The original Jumbo Jet, the Sky Queen, Boeing with bubble top: in the seventies the sheer size of the 747 made long-distance travel a viable option for the masses for the first time. Since that February morning in northwest America (which the aircraft, the RA001, can now be seen at the Museum of Flight in Seattle), more than 1,500 aircraft were built, tirelessly serving the world's airlines.
"It is not difficult to consider the advent of the 747 as the most crucial turning point in the history of civil aviation," writes author and pilot Patrick Smith in his book Cockpit Confidential.
But here, half a century later, the 747 is disappearing from the skies, as Qantas, British Airways, Virgin Atlantic and Lufthansa eliminate them in favor of new airplanes; but still the production plant continues, with new variations and a greater desire for the jet as a cargo aircraft.
There is, however, no denial that the sun is establishing one of the most emblematic aircraft ever developed.
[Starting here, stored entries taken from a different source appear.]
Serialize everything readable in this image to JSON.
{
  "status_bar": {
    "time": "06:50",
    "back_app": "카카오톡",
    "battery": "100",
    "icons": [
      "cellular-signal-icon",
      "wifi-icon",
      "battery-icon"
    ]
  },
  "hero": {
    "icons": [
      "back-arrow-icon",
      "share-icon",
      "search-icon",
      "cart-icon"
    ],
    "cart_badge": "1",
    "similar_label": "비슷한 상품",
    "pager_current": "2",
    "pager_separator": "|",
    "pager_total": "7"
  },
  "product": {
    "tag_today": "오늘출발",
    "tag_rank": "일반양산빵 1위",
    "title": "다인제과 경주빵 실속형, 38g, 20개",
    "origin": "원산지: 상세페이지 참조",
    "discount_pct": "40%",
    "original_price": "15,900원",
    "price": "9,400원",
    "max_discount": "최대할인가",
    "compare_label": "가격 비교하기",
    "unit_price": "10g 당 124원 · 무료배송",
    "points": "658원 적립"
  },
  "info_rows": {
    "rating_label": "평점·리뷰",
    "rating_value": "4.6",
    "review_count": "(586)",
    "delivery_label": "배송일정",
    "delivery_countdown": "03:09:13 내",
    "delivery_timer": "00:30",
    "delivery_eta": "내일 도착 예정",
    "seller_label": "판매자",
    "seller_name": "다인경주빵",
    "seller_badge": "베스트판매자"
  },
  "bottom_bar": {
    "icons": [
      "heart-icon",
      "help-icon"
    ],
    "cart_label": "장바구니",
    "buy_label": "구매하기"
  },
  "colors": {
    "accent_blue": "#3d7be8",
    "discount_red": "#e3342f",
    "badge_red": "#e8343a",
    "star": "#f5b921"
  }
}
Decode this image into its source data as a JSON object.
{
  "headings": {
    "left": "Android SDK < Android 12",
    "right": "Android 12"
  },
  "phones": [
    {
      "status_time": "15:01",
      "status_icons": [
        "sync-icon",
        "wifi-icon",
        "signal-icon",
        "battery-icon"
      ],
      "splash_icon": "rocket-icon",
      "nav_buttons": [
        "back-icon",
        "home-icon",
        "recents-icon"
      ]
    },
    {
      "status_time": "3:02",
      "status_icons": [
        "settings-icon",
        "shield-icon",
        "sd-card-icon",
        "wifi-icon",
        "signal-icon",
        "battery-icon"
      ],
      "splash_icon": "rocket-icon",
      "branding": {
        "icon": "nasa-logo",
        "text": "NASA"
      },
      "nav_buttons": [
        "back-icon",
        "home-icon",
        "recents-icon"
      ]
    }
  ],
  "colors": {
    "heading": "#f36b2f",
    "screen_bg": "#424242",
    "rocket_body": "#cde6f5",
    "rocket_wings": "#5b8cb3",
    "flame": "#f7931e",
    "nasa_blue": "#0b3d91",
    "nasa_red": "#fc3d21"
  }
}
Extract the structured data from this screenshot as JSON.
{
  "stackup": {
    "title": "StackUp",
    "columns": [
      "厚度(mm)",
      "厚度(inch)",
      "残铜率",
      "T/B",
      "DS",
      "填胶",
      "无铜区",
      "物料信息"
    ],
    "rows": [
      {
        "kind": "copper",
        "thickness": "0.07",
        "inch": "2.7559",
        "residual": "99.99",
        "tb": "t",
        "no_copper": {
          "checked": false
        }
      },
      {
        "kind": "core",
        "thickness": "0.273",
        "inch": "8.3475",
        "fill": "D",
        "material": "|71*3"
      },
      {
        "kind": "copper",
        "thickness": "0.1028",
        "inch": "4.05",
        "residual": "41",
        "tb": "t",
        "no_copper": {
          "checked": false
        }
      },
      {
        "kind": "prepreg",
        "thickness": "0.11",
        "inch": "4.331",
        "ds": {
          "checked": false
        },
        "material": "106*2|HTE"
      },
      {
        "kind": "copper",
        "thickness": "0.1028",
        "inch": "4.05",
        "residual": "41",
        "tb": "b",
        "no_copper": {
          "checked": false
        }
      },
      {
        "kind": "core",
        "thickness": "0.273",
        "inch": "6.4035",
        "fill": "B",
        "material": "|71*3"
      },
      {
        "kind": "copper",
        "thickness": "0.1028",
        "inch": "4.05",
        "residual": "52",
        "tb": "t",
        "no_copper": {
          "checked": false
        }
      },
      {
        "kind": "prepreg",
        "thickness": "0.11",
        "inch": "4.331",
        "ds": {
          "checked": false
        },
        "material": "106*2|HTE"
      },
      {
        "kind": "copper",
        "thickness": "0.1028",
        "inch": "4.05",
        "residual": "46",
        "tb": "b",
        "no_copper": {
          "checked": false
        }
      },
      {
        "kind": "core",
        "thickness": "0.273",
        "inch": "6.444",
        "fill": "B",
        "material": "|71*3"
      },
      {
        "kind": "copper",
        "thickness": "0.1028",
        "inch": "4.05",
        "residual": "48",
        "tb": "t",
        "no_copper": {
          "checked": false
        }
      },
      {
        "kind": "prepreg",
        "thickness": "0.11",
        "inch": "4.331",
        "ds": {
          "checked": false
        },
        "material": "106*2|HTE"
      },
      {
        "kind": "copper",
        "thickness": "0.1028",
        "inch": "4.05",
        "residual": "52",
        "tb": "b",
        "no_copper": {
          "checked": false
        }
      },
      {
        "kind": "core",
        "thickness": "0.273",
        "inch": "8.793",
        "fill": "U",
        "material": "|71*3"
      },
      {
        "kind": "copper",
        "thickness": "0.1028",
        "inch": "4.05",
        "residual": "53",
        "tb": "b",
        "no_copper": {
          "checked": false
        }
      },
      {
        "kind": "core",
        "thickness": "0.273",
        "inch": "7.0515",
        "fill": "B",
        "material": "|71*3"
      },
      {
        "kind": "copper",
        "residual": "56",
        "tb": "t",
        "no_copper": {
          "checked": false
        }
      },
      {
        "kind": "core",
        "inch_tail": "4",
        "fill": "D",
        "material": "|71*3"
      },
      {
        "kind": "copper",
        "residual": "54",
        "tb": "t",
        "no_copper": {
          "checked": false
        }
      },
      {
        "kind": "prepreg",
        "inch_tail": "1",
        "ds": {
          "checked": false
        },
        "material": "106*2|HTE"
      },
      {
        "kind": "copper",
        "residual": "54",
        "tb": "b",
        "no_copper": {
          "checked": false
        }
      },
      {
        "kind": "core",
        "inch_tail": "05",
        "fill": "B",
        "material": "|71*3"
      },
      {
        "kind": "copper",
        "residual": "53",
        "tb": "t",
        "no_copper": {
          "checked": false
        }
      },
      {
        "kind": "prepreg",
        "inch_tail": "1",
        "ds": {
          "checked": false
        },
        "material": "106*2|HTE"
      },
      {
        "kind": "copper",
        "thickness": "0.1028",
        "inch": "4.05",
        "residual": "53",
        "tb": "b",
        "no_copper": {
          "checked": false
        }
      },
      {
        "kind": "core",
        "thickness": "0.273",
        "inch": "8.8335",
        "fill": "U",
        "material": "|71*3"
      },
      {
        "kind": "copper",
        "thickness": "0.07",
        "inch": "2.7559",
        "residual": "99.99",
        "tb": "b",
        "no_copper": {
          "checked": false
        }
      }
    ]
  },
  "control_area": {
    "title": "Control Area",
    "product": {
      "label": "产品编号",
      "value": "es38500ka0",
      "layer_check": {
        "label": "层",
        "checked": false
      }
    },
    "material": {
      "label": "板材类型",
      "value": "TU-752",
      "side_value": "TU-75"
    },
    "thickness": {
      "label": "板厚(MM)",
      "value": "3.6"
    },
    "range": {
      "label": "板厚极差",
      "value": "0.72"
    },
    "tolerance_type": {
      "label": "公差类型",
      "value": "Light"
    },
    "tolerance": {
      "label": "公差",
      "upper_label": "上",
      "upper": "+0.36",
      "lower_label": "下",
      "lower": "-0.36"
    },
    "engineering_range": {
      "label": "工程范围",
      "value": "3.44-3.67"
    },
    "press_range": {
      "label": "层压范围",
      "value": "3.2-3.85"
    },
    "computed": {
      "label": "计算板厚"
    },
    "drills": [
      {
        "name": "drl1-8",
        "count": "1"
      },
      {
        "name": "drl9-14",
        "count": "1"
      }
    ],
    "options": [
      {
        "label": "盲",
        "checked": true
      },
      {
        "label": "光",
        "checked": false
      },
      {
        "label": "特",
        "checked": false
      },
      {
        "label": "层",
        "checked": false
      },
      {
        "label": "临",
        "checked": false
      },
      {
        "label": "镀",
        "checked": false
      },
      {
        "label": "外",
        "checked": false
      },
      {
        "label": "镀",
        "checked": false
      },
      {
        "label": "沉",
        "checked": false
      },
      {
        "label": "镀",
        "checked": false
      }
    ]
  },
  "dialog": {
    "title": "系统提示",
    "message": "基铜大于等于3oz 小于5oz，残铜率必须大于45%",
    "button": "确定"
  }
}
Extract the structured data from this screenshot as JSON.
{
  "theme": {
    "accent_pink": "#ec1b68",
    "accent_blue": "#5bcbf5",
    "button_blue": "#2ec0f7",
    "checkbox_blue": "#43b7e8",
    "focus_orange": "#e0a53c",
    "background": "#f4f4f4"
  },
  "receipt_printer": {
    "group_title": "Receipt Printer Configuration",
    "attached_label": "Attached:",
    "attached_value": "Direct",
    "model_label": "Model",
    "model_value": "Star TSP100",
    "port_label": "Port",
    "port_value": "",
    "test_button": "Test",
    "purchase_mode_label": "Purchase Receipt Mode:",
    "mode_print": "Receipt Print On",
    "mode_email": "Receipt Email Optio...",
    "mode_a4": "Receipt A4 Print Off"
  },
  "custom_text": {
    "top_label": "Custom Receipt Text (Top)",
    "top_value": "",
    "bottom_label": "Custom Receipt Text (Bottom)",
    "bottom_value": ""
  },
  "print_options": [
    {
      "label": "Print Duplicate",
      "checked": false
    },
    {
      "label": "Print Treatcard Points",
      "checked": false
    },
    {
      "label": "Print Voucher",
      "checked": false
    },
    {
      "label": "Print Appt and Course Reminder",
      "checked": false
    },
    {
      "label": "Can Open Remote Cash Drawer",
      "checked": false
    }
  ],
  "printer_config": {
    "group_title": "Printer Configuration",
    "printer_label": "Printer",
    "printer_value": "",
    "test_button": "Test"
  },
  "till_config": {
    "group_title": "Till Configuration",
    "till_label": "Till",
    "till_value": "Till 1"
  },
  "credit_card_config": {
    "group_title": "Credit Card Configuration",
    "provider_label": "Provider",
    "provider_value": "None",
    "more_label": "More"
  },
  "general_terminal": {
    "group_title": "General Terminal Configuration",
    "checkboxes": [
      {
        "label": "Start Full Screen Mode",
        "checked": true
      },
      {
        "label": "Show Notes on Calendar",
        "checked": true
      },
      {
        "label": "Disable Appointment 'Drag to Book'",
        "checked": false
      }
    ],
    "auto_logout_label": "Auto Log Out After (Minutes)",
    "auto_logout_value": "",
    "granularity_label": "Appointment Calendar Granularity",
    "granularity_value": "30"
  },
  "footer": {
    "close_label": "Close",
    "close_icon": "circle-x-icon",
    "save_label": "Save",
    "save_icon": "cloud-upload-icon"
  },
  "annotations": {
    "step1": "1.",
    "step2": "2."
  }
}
His front and wobbly tail became the casual model for many an air travel imagination, though no other airplane resembles it. It carries a romance like no other.
"The airplane looks less like a passenger plane than with a transatlantic in the classic QE2 mold," says Smith. "[It] is without a doubt the most impressive and inspiring work of art – call it industrial art, if you must – ever produced by commercial aviation. "
In addition to its pin-up potential, the 747 has meant a lot to many passengers over the years.
"There's always love, happiness and enthusiasm in the cabin," says first senior officer Bernice Moran, who flew with the 747, which she describes as "beautiful, graceful" for Virgin Atlantic. "Because we fly on our leisure routes, it's always so special to see families and newlyweds on the plane. Any passenger I've spoken to in the last 12 years felt blessed to fly in such an iconic aircraft."
Bernice said she first saw a 747 as a child when she arrived at Dublin airport, near where she grew up. "Sometimes I'm disbelieving that I got that 300-ton jet to fly," she says. "It's one of the planes that most pilots would dream of flying and I was lucky enough to fly."
How long does the 747 take?
Although many remain in the heavens today, hundreds more have been discarded. Qantas will eliminate its remaining 747 by 2021, while British Airways said it will bid farewell to its last 747 until 2024, both hailing a new era of airplanes such as the 787 Dreamliner and the A350. Virgin Atlantic is also expected to replace its 747 with the Airbus A350-1000.
Singapore Airlines was one of the first operators to stop flying in 747 with its latest jumbo jet making its final flight in 2012.
Demand for the 747, which has been adjusted and updated several times since its first flight in 1969, has dried up. Only 18 orders were received last year and Boeing is expected to be required to call jumbo jet time in a short time.
That said, it was only in 2017 that the US government asked Boeing to redirect two 747-8 aircraft to be used as Air Force One. Aircraft are expected to be delivered by the end of 2024.
Where do the unwanted 747s go?
The "cemetery" in Alice Springs. Photo: Steve Strike
With airlines keen to keep their fleets as modern and fuel-efficient as possible, and air forces eager to take advantage of new technologies, the life of an aircraft is shorter than you realize. Where do they go when they are retired? Chances are they will end up in one of the world's aircraft cemeteries.
There are dozens of facilities around the world where retired airplanes are held in storage or for their parts to be removed and reused or sold. The earliest of these cemeteries, or "boneyards" in US jargon, were established after World War II when the military saw themselves with huge surpluses of aircraft.
Largest of them is the 309th Aerospace Maintenance and Regeneration Group at Davis-Monthan Air Force Base in Tuscon, Ariz., Where nearly 5,000 were left to collect dust.
Aircraft Cemeteries can also be found beyond the US coasts at Alice Springs Airport, Northern Territory, Australia; Manas International Airport in Bishkek, Kyrgyzstan; Teruel airport in Aragon, Spain; and the Tarbes-Lourdes-Pyrenees airport in France.